10.11.18: Nazis aus dem Altmarkkreis bei Fackelmarsch in Magdeburg

Am Samstag, dem 10.11. zogen über 500 Neonazis und andere Rechtsextreme mit Fackeln durch Magdeburg. Mit dabei auch eine Gruppe Neonazis aus dem Altmarkkreis Salzwedel. Sie trugen ein Transparent mit der Aufschrift „Antideutsche aus dem Land jagen!“. Also eine ganz klare Gewaltaufforderung, die sich gegen politische Gegner*innen bzw. gegen für die von den Nazis als „undeutsch“ erachtete Menschen richtet. Dass diesen Aufforderungen auch Taten folgen, sieht man an den zahlreichen, systematischen rechten Angriffen, die in den letzen Montaten immer wieder von der rechten Szene in Salzwedel verübt wurden.

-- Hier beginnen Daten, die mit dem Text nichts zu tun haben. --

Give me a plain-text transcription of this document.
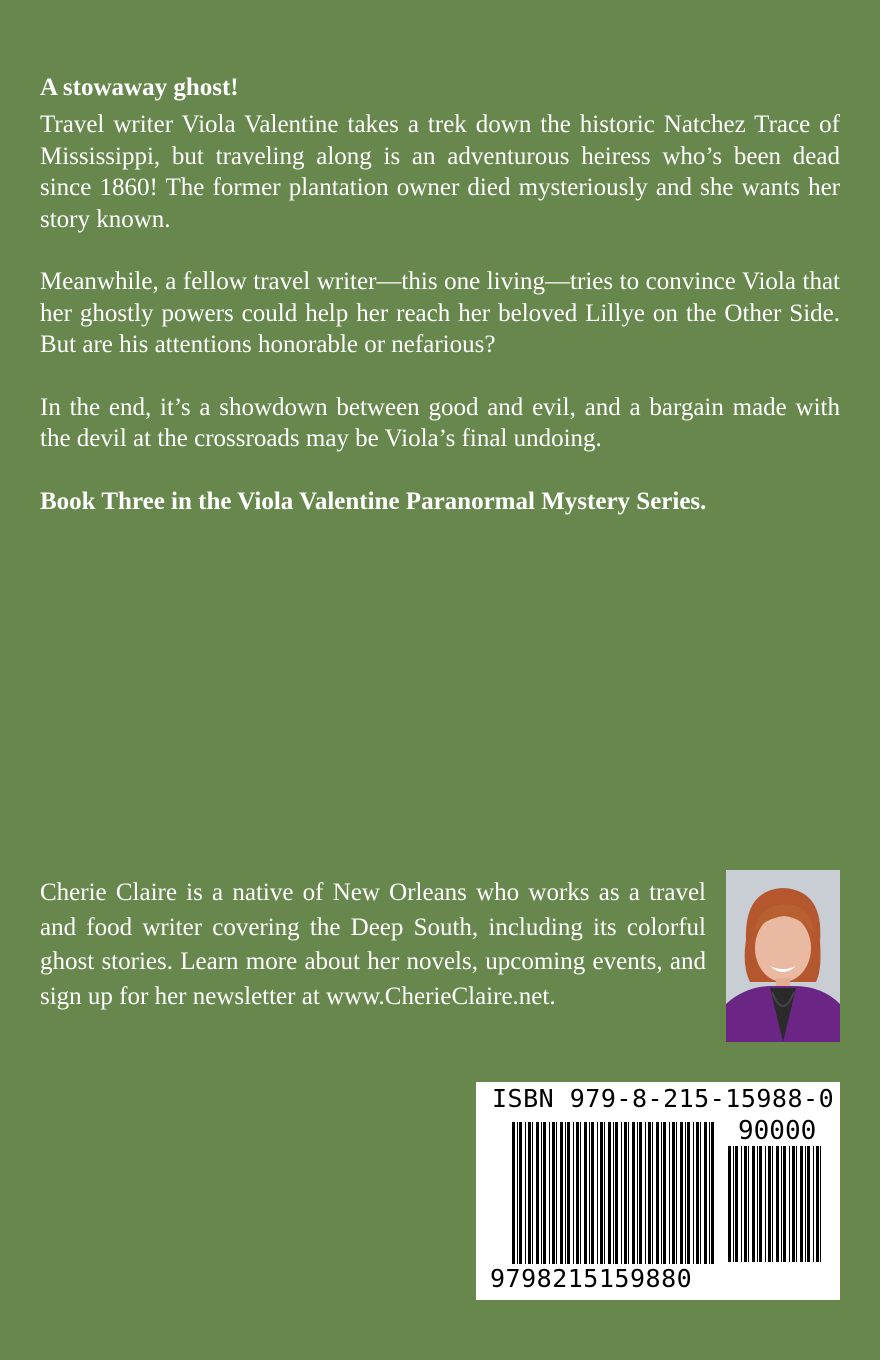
A stowaway ghost!

Travel writer Viola Valentine takes a trek down the historic Natchez Trace of Mississippi, but traveling along is an adventurous heiress who’s been dead since 1860! The former plantation owner died mysteriously and she wants her story known.

Meanwhile, a fellow travel writer—this one living—tries to convince Viola that her ghostly powers could help her reach her beloved Lillye on the Other Side. But are his attentions honorable or nefarious?

In the end, it’s a showdown between good and evil, and a bargain made with the devil at the crossroads may be Viola’s final undoing.

Book Three in the Viola Valentine Paranormal Mystery Series.

Cherie Claire is a native of New Orleans who works as a travel and food writer covering the Deep South, including its colorful ghost stories. Learn more about her novels, upcoming events, and sign up for her newsletter at www.CherieClaire.net.
ISBN 979-8-215-15988-0
90000
9798215159880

Mit auf den Fotos zu erkennen sind u.a. die Naziaktivisten Fabian Mähne, Steffen G., Lars-Christian K. und Dave N.

Nazis Magdeburg 1

Nazis Magdeburg 2
Fotoquelle: Presseservice Rathenow

Einen Bericht zu dem Naziaufmarsch gibt es auch beim Presseservice Rathenow.

07.11.18: Wohnungsloser in Salzwedel angegriffen

Wie die Volksstimme berichtet, wurde ein Wohnungsloser in der Altperverstraße von zwei Männern angegriffen und durch Faustschläge im Gesicht verletzt und mit Gewalt von seinem Schlafplatz vertrieben. Die Volksstimme schreibt:

„Weil es zwei Männern, der Obdachlose bezeichnete sie laut Polizeibericht als Russlanddeutsche, nicht passte, dass der 60-Jährige in einem Durchgang sein Nachtlager aufschlug, kam es zum Streit. In diesem Zusammenhang erhielt er von den Männern Faustschläge ins Gesicht und wurde dadurch verletzt. Er beschrieb die Angreifer jeweils als etwa 160 bis 165 Zentimeter groß und sie trugen neuwertige graue Arbeitsanzüge. Einer hatte schwarze Haare, der andere einen Igelschnitt. Beide hatten eine kräftige Figur und waren zwischen 25 und 30 Jahre alt.“

28.11.2018: Fachvortrag zu Hebammen im Nationalsozialismus

‚Wertvolles deutsches Blut‘ – Hebammen im Dienst der Nazis

Während des Naziregimes wurde unter dem Leitbild „Die Welt der Frau ist das Heim“ der deutschen Frau als Mutter eine zentrale Aufgabe in der Familienpolitik zugeschrieben. Sie sollte den biologischen Fortbestand des Deutschen Volkes sichern. Eine wichtige Funktion nahmen dabei die Hebammen ein.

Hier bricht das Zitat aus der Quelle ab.